Australian Mortgage Pre-Approval: Step-by-Step in 2026

Australian Mortgage Pre-Approval: Step-by-Step in 2026

Home Loans

Walking into auctions without pre-approval is how Australian buyers lose properties to better-prepared bidders. Getting pre-approved isn’t optional — and it’s free if you do it right.

What Pre-Approval Actually Is

Pre-approval (also called “conditional approval” or “approval in principle”) is a lender’s preliminary commitment that they’ll lend you up to a certain amount, subject to a satisfactory property valuation and final documentation.
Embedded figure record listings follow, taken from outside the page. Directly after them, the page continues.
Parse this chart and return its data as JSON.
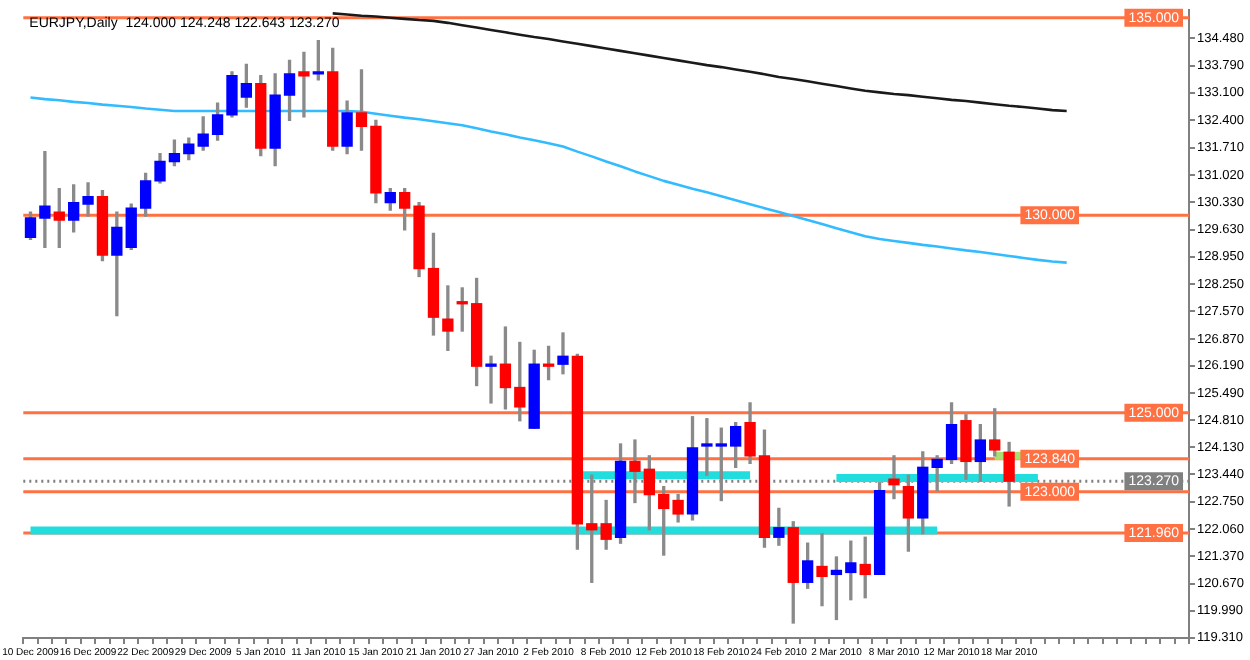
{
  "chart_data": {
    "type": "candlestick",
    "title": "EURJPY,Daily  124.000 124.248 122.643 123.270",
    "categories": [
      "10 Dec 2009",
      null,
      null,
      null,
      "16 Dec 2009",
      null,
      null,
      null,
      "22 Dec 2009",
      null,
      null,
      null,
      "29 Dec 2009",
      null,
      null,
      null,
      "5 Jan 2010",
      null,
      null,
      null,
      "11 Jan 2010",
      null,
      null,
      null,
      "15 Jan 2010",
      null,
      null,
      null,
      "21 Jan 2010",
      null,
      null,
      null,
      "27 Jan 2010",
      null,
      null,
      null,
      "2 Feb 2010",
      null,
      null,
      null,
      "8 Feb 2010",
      null,
      null,
      null,
      "12 Feb 2010",
      null,
      null,
      null,
      "18 Feb 2010",
      null,
      null,
      null,
      "24 Feb 2010",
      null,
      null,
      null,
      "2 Mar 2010",
      null,
      null,
      null,
      "8 Mar 2010",
      null,
      null,
      null,
      "12 Mar 2010",
      null,
      null,
      null,
      "18 Mar 2010",
      null,
      null,
      null,
      null,
      null,
      null,
      null,
      null,
      null,
      null,
      null,
      null
    ],
    "ohlc": [
      [
        129.44,
        130.08,
        129.39,
        129.93
      ],
      [
        129.93,
        131.61,
        129.19,
        130.23
      ],
      [
        130.08,
        130.67,
        129.19,
        129.88
      ],
      [
        129.88,
        130.77,
        129.58,
        130.32
      ],
      [
        130.28,
        130.82,
        129.98,
        130.47
      ],
      [
        130.47,
        130.62,
        128.85,
        128.99
      ],
      [
        128.99,
        130.08,
        127.46,
        129.69
      ],
      [
        129.19,
        130.28,
        129.14,
        130.18
      ],
      [
        130.18,
        131.06,
        129.98,
        130.87
      ],
      [
        130.87,
        131.56,
        130.82,
        131.36
      ],
      [
        131.36,
        131.9,
        131.26,
        131.56
      ],
      [
        131.56,
        131.95,
        131.41,
        131.8
      ],
      [
        131.75,
        132.49,
        131.65,
        132.05
      ],
      [
        132.05,
        132.84,
        131.9,
        132.54
      ],
      [
        132.54,
        133.63,
        132.49,
        133.53
      ],
      [
        132.99,
        133.82,
        132.74,
        133.33
      ],
      [
        133.33,
        133.53,
        131.51,
        131.7
      ],
      [
        131.7,
        133.58,
        131.26,
        133.04
      ],
      [
        133.04,
        133.92,
        132.4,
        133.58
      ],
      [
        133.63,
        134.12,
        132.49,
        133.53
      ],
      [
        133.58,
        134.42,
        133.43,
        133.63
      ],
      [
        133.63,
        134.22,
        131.65,
        131.75
      ],
      [
        131.75,
        132.89,
        131.56,
        132.59
      ],
      [
        132.59,
        133.68,
        131.65,
        132.25
      ],
      [
        132.25,
        132.4,
        130.32,
        130.57
      ],
      [
        130.32,
        130.67,
        130.13,
        130.57
      ],
      [
        130.57,
        130.67,
        129.63,
        130.18
      ],
      [
        130.23,
        130.32,
        128.45,
        128.65
      ],
      [
        128.65,
        129.54,
        126.97,
        127.42
      ],
      [
        127.37,
        128.21,
        126.58,
        127.07
      ],
      [
        127.76,
        128.16,
        127.07,
        127.76
      ],
      [
        127.76,
        128.4,
        125.69,
        126.18
      ],
      [
        126.18,
        126.43,
        125.25,
        126.23
      ],
      [
        126.23,
        127.17,
        125.1,
        125.64
      ],
      [
        125.64,
        126.78,
        124.8,
        125.15
      ],
      [
        124.61,
        126.58,
        124.61,
        126.23
      ],
      [
        126.23,
        126.68,
        125.84,
        126.18
      ],
      [
        126.23,
        127.02,
        125.99,
        126.43
      ],
      [
        126.43,
        126.48,
        121.55,
        122.19
      ],
      [
        122.19,
        123.42,
        120.71,
        122.04
      ],
      [
        122.19,
        122.78,
        121.55,
        121.8
      ],
      [
        121.85,
        124.21,
        121.7,
        123.77
      ],
      [
        123.77,
        124.31,
        122.73,
        123.52
      ],
      [
        123.57,
        123.91,
        122.04,
        122.93
      ],
      [
        122.93,
        123.13,
        121.4,
        122.58
      ],
      [
        122.78,
        122.93,
        122.24,
        122.44
      ],
      [
        122.44,
        124.9,
        122.29,
        124.11
      ],
      [
        124.16,
        124.85,
        123.42,
        124.21
      ],
      [
        124.16,
        124.61,
        122.78,
        124.21
      ],
      [
        124.16,
        124.75,
        123.62,
        124.65
      ],
      [
        124.75,
        125.25,
        123.72,
        123.91
      ],
      [
        123.91,
        124.56,
        121.6,
        121.85
      ],
      [
        121.85,
        122.58,
        121.65,
        122.09
      ],
      [
        122.09,
        122.24,
        119.68,
        120.71
      ],
      [
        120.71,
        121.7,
        120.56,
        121.25
      ],
      [
        121.11,
        121.94,
        120.12,
        120.86
      ],
      [
        120.91,
        121.35,
        119.77,
        121.01
      ],
      [
        120.96,
        121.75,
        120.27,
        121.2
      ],
      [
        121.16,
        121.85,
        120.32,
        120.91
      ],
      [
        120.91,
        123.23,
        120.91,
        123.03
      ],
      [
        123.32,
        123.91,
        122.83,
        123.18
      ],
      [
        123.13,
        123.42,
        121.5,
        122.34
      ],
      [
        122.34,
        124.01,
        121.94,
        123.62
      ],
      [
        123.62,
        123.91,
        123.03,
        123.82
      ],
      [
        123.82,
        125.25,
        123.72,
        124.7
      ],
      [
        124.8,
        124.95,
        123.32,
        123.77
      ],
      [
        123.77,
        124.7,
        123.27,
        124.31
      ],
      [
        124.31,
        125.1,
        123.91,
        124.06
      ],
      [
        124.0,
        124.248,
        122.643,
        123.27
      ],
      null,
      null,
      null,
      null,
      null,
      null,
      null,
      null,
      null,
      null,
      null,
      null
    ],
    "colors": [
      "#0000ff",
      "#0000ff",
      "#ff0000",
      "#0000ff",
      "#0000ff",
      "#ff0000",
      "#0000ff",
      "#0000ff",
      "#0000ff",
      "#0000ff",
      "#0000ff",
      "#0000ff",
      "#0000ff",
      "#0000ff",
      "#0000ff",
      "#0000ff",
      "#ff0000",
      "#0000ff",
      "#0000ff",
      "#ff0000",
      "#0000ff",
      "#ff0000",
      "#0000ff",
      "#ff0000",
      "#ff0000",
      "#0000ff",
      "#ff0000",
      "#ff0000",
      "#ff0000",
      "#ff0000",
      "#ff0000",
      "#ff0000",
      "#0000ff",
      "#ff0000",
      "#ff0000",
      "#0000ff",
      "#ff0000",
      "#0000ff",
      "#ff0000",
      "#ff0000",
      "#ff0000",
      "#0000ff",
      "#ff0000",
      "#ff0000",
      "#ff0000",
      "#ff0000",
      "#0000ff",
      "#0000ff",
      "#0000ff",
      "#0000ff",
      "#ff0000",
      "#ff0000",
      "#0000ff",
      "#ff0000",
      "#0000ff",
      "#ff0000",
      "#0000ff",
      "#0000ff",
      "#ff0000",
      "#0000ff",
      "#ff0000",
      "#ff0000",
      "#0000ff",
      "#0000ff",
      "#0000ff",
      "#ff0000",
      "#0000ff",
      "#ff0000",
      "#ff0000",
      null,
      null,
      null,
      null,
      null,
      null,
      null,
      null,
      null,
      null,
      null,
      null
    ],
    "series": [
      {
        "type": "line",
        "color": "#1a1a1a",
        "values": [
          null,
          null,
          null,
          null,
          null,
          null,
          null,
          null,
          null,
          null,
          null,
          null,
          null,
          null,
          null,
          null,
          null,
          null,
          null,
          null,
          null,
          135.11,
          135.08,
          135.05,
          135.03,
          135.0,
          134.97,
          134.94,
          134.92,
          134.87,
          134.81,
          134.75,
          134.69,
          134.63,
          134.57,
          134.51,
          134.46,
          134.4,
          134.34,
          134.28,
          134.22,
          134.16,
          134.1,
          134.04,
          133.98,
          133.92,
          133.86,
          133.8,
          133.75,
          133.69,
          133.63,
          133.57,
          133.5,
          133.45,
          133.39,
          133.33,
          133.27,
          133.21,
          133.15,
          133.11,
          133.07,
          133.04,
          133.0,
          132.96,
          132.92,
          132.89,
          132.85,
          132.81,
          132.77,
          132.74,
          132.7,
          132.66,
          132.64,
          null,
          null,
          null,
          null,
          null,
          null,
          null,
          null
        ]
      },
      {
        "type": "line",
        "color": "#33bbff",
        "values": [
          132.98,
          132.94,
          132.91,
          132.87,
          132.84,
          132.8,
          132.77,
          132.74,
          132.7,
          132.67,
          132.64,
          132.64,
          132.64,
          132.64,
          132.64,
          132.64,
          132.64,
          132.64,
          132.64,
          132.64,
          132.64,
          132.64,
          132.64,
          132.62,
          132.57,
          132.52,
          132.47,
          132.43,
          132.38,
          132.33,
          132.28,
          132.2,
          132.12,
          132.05,
          131.97,
          131.9,
          131.82,
          131.74,
          131.61,
          131.49,
          131.36,
          131.24,
          131.11,
          130.99,
          130.87,
          130.77,
          130.67,
          130.58,
          130.48,
          130.38,
          130.28,
          130.18,
          130.08,
          129.98,
          129.88,
          129.78,
          129.67,
          129.57,
          129.47,
          129.4,
          129.35,
          129.3,
          129.25,
          129.21,
          129.16,
          129.11,
          129.07,
          129.02,
          128.97,
          128.92,
          128.87,
          128.83,
          128.8,
          null,
          null,
          null,
          null,
          null,
          null,
          null,
          null
        ]
      },
      {
        "type": "line",
        "color": "#22dddd",
        "values": [
          122.02,
          122.02,
          122.02,
          122.02,
          122.02,
          122.02,
          122.02,
          122.02,
          122.02,
          122.02,
          122.02,
          122.02,
          122.02,
          122.02,
          122.02,
          122.02,
          122.02,
          122.02,
          122.02,
          122.02,
          122.02,
          122.02,
          122.02,
          122.02,
          122.02,
          122.02,
          122.02,
          122.02,
          122.02,
          122.02,
          122.02,
          122.02,
          122.02,
          122.02,
          122.02,
          122.02,
          122.02,
          122.02,
          122.02,
          122.02,
          122.02,
          122.02,
          122.02,
          122.02,
          122.02,
          122.02,
          122.02,
          122.02,
          122.02,
          122.02,
          122.02,
          122.02,
          122.02,
          122.02,
          122.02,
          122.02,
          122.02,
          122.02,
          122.02,
          122.02,
          122.02,
          122.02,
          122.02,
          122.02,
          null,
          null,
          null,
          null,
          null,
          null,
          null,
          null,
          null,
          null,
          null,
          null,
          null,
          null,
          null,
          null,
          null
        ]
      },
      {
        "type": "line",
        "color": "#22dddd",
        "values": [
          null,
          null,
          null,
          null,
          null,
          null,
          null,
          null,
          null,
          null,
          null,
          null,
          null,
          null,
          null,
          null,
          null,
          null,
          null,
          null,
          null,
          null,
          null,
          null,
          null,
          null,
          null,
          null,
          null,
          null,
          null,
          null,
          null,
          null,
          null,
          null,
          null,
          null,
          123.42,
          123.42,
          123.42,
          123.42,
          123.42,
          123.42,
          123.42,
          123.42,
          123.42,
          123.42,
          123.42,
          123.42,
          123.42,
          null,
          null,
          null,
          null,
          null,
          null,
          null,
          null,
          null,
          null,
          null,
          null,
          null,
          null,
          null,
          null,
          null,
          null,
          null,
          null,
          null,
          null,
          null,
          null,
          null,
          null,
          null,
          null,
          null,
          null
        ]
      },
      {
        "type": "line",
        "color": "#22dddd",
        "values": [
          null,
          null,
          null,
          null,
          null,
          null,
          null,
          null,
          null,
          null,
          null,
          null,
          null,
          null,
          null,
          null,
          null,
          null,
          null,
          null,
          null,
          null,
          null,
          null,
          null,
          null,
          null,
          null,
          null,
          null,
          null,
          null,
          null,
          null,
          null,
          null,
          null,
          null,
          null,
          null,
          null,
          null,
          null,
          null,
          null,
          null,
          null,
          null,
          null,
          null,
          null,
          null,
          null,
          null,
          null,
          null,
          123.35,
          123.35,
          123.35,
          123.35,
          123.35,
          123.35,
          123.35,
          123.35,
          123.35,
          123.35,
          123.35,
          123.35,
          123.35,
          123.35,
          123.35,
          null,
          null,
          null,
          null,
          null,
          null,
          null,
          null,
          null,
          null
        ]
      },
      {
        "type": "line",
        "color": "#a8e070",
        "values": [
          null,
          null,
          null,
          null,
          null,
          null,
          null,
          null,
          null,
          null,
          null,
          null,
          null,
          null,
          null,
          null,
          null,
          null,
          null,
          null,
          null,
          null,
          null,
          null,
          null,
          null,
          null,
          null,
          null,
          null,
          null,
          null,
          null,
          null,
          null,
          null,
          null,
          null,
          null,
          null,
          null,
          null,
          null,
          null,
          null,
          null,
          null,
          null,
          null,
          null,
          null,
          null,
          null,
          null,
          null,
          null,
          null,
          null,
          null,
          null,
          null,
          null,
          null,
          null,
          null,
          null,
          null,
          123.91,
          123.91,
          123.91,
          null,
          null,
          null,
          null,
          null,
          null,
          null,
          null,
          null,
          null,
          null
        ]
      }
    ],
    "ylim": [
      119.3,
      135.2
    ],
    "yticks": [
      {
        "value": 134.48,
        "label": "134.480"
      },
      {
        "value": 133.79,
        "label": "133.790"
      },
      {
        "value": 133.1,
        "label": "133.100"
      },
      {
        "value": 132.4,
        "label": "132.400"
      },
      {
        "value": 131.71,
        "label": "131.710"
      },
      {
        "value": 131.02,
        "label": "131.020"
      },
      {
        "value": 130.33,
        "label": "130.330"
      },
      {
        "value": 129.63,
        "label": "129.630"
      },
      {
        "value": 128.95,
        "label": "128.950"
      },
      {
        "value": 128.25,
        "label": "128.250"
      },
      {
        "value": 127.57,
        "label": "127.570"
      },
      {
        "value": 126.87,
        "label": "126.870"
      },
      {
        "value": 126.19,
        "label": "126.190"
      },
      {
        "value": 125.49,
        "label": "125.490"
      },
      {
        "value": 124.81,
        "label": "124.810"
      },
      {
        "value": 124.13,
        "label": "124.130"
      },
      {
        "value": 123.44,
        "label": "123.440"
      },
      {
        "value": 122.75,
        "label": "122.750"
      },
      {
        "value": 122.06,
        "label": "122.060"
      },
      {
        "value": 121.37,
        "label": "121.370"
      },
      {
        "value": 120.67,
        "label": "120.670"
      },
      {
        "value": 119.99,
        "label": "119.990"
      },
      {
        "value": 119.31,
        "label": "119.310"
      }
    ],
    "ref_lines": [
      {
        "axis": "y",
        "value": 135.0,
        "label": "135.000",
        "color": "#ff7043"
      },
      {
        "axis": "y",
        "value": 130.0,
        "label": "130.000",
        "color": "#ff7043"
      },
      {
        "axis": "y",
        "value": 125.0,
        "label": "125.000",
        "color": "#ff7043"
      },
      {
        "axis": "y",
        "value": 123.84,
        "label": "123.840",
        "color": "#ff7043"
      },
      {
        "axis": "y",
        "value": 123.27,
        "label": "123.270",
        "color": "#808080",
        "line_style": "dotted"
      },
      {
        "axis": "y",
        "value": 123.0,
        "label": "123.000",
        "color": "#ff7043"
      },
      {
        "axis": "y",
        "value": 121.96,
        "label": "121.960",
        "color": "#ff7043"
      }
    ],
    "grid": false,
    "legend": false
  }
}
It’s not a binding loan offer — but it tells you:

  • Your realistic borrowing capacity
  • Which lenders will work with your profile
  • That you’re a serious bidder at auction

Documents You’ll Need

  • Last 2 payslips (more if commission-heavy income)
  • 3 months of bank statements for all transaction accounts
  • Statement of liabilities: credit cards, BNPL, personal loans, HECS
  • ID: driver’s licence + passport or Medicare card
  • Tax assessment notice from the last financial year
  • Rental ledger if you’re a current tenant

The 5-Step Process

  1. Calculate your budget yourself first using a serviceability calculator
  2. Pre-qualify with a broker (soft inquiry, no credit hit)
  3. Submit formal application to 1–2 chosen lenders
  4. Receive pre-approval letter (typically valid 3–6 months)
  5. Renew if expired — no penalty, just resubmit recent docs

What Lenders Actually Check

  • Income stability — minimum 3–6 months continuous employment
  • Living expenses — they compare to HEM (Household Expenditure Measure) benchmarks
  • Debts — credit limits count, not just balances
  • Genuine savings — 5%+ deposit accumulated over 3+ months at minimum
  • Credit file — Comprehensive Credit Reporting captures missed payments

Pre-Approval Mistakes

  • Applying with 4+ lenders simultaneously → multiple hard inquiries hurt your score
  • Changing jobs during the pre-approval window → most lenders need 3 months in role
  • Buying a car or new credit card after pre-approval → reduces serviceability, may invalidate
  • Letting it expire without renewal → bidding without approval is a rookie mistake

💡 Pro Tip: Get pre-approved for 10–15% more than your target. Gives you margin if your dream property comes in above expectations.